Interview of H.I.H., the Heir, Tsarevich, and Grand Duke Georgii Mikhailovich with the Newspaper “Zavtra” [Tomorrow], 3 February 2010 (published 17 February 2010)
Your Highness, as the heir of the Imperial House, do you think of yourself as a potential monarch?
The status of the Head of the Imperial House, who at present is my mother, Grand Duchess Maria Wladimirovna, and of her heir, naturally enough includes the possibility sometime in the future of being not only the head of the dynasty, but also of our homeland. Of course, this can only happen if the Russian people decide that they want and require the monarchy once again. If the day comes when I am called to this service, I will not turn away from it. But at present, I, following the example of all the heads of our House in exile—my great-grandfather, my grandfather, and my mother—strive to live according to the maxim: “Do your duty now, and let the future take care of itself.” It would be senseless to sit and dream: “What will I do if I ascend the throne.” I strive to be useful to my homeland in the position that I hold now, to help my mother to fulfill her duties, and to accumulate professional experience and knowledge that will be useful under any circumstances I may find myself in the future.
In your opinion, how should the monarchist idea be implemented in our present day circumstances?
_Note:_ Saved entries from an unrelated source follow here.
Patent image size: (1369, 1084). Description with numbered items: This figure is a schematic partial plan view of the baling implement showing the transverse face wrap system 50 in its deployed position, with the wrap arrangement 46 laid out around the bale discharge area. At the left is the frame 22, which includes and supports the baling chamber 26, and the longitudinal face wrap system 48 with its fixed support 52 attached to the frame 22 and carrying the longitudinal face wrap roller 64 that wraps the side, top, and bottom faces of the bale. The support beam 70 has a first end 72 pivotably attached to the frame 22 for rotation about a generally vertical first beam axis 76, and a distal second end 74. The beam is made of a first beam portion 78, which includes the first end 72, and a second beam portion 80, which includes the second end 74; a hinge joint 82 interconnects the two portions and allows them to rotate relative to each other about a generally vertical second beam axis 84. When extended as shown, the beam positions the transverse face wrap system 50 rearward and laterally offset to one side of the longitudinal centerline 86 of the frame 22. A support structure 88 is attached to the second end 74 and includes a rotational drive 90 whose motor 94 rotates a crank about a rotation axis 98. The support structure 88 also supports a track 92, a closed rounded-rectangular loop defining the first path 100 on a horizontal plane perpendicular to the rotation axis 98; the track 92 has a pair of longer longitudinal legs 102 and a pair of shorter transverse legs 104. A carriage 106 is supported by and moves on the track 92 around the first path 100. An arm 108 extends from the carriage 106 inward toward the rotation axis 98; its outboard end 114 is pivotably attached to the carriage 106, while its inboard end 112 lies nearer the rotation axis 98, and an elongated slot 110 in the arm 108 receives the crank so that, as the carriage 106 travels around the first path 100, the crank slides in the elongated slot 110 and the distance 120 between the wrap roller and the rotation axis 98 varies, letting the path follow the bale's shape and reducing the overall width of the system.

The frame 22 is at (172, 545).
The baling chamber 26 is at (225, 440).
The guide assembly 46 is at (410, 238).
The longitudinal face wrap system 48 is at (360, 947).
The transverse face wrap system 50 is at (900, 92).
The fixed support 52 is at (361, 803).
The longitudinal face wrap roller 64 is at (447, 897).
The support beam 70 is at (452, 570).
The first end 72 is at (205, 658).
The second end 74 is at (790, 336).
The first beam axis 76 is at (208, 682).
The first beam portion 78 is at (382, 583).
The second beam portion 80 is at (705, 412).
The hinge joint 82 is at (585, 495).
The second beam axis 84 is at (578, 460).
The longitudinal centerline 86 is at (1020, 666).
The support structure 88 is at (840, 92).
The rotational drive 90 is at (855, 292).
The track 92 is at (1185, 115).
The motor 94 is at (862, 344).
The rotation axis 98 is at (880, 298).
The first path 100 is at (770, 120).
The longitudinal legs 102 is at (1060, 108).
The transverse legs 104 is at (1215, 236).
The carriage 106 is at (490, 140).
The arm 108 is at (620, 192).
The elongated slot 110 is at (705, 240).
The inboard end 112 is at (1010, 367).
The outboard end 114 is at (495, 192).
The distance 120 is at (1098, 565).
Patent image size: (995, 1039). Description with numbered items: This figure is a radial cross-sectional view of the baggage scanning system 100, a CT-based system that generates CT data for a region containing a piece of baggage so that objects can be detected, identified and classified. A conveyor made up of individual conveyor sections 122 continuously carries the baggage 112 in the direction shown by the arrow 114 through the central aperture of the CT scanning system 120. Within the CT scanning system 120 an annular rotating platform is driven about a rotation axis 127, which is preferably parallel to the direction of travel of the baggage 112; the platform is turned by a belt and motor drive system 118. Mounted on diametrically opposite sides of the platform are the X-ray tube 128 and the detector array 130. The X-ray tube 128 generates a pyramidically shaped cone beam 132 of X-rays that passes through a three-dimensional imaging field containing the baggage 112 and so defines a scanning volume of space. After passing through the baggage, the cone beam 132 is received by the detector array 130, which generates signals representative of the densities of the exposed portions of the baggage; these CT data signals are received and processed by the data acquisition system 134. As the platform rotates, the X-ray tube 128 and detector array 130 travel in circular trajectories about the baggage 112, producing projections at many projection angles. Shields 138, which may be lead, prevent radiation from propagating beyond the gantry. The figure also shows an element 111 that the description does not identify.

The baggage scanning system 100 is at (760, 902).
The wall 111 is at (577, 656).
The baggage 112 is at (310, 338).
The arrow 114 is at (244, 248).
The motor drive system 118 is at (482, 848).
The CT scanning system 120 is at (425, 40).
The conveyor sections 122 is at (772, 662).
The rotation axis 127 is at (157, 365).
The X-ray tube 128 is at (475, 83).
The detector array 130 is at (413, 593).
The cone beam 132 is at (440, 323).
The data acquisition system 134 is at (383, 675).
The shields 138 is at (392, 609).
The restoration of the monarchy should happen only by means of a deliberative and free expression of the people’s will. I feel sure that if the people got honest and objective information, they would make the correct conclusions and would make a choice that corresponds best with their genuine national interests. History shows that a formal majority often can make mistakes. But if the people regard themselves not as a “mass” and not as a “population,” but as a collection of individuals united with common values, respectful of their ancestors, and themselves desiring that this respect should be preserved by future generations—then the people will not make a mistake. I’m sure you’ll agree that the reestablishment of the monarchy after the Time of Troubles in the early seventeenth century—the 400-th anniversary of which we will soon be celebrating—dramatically illustrates my point.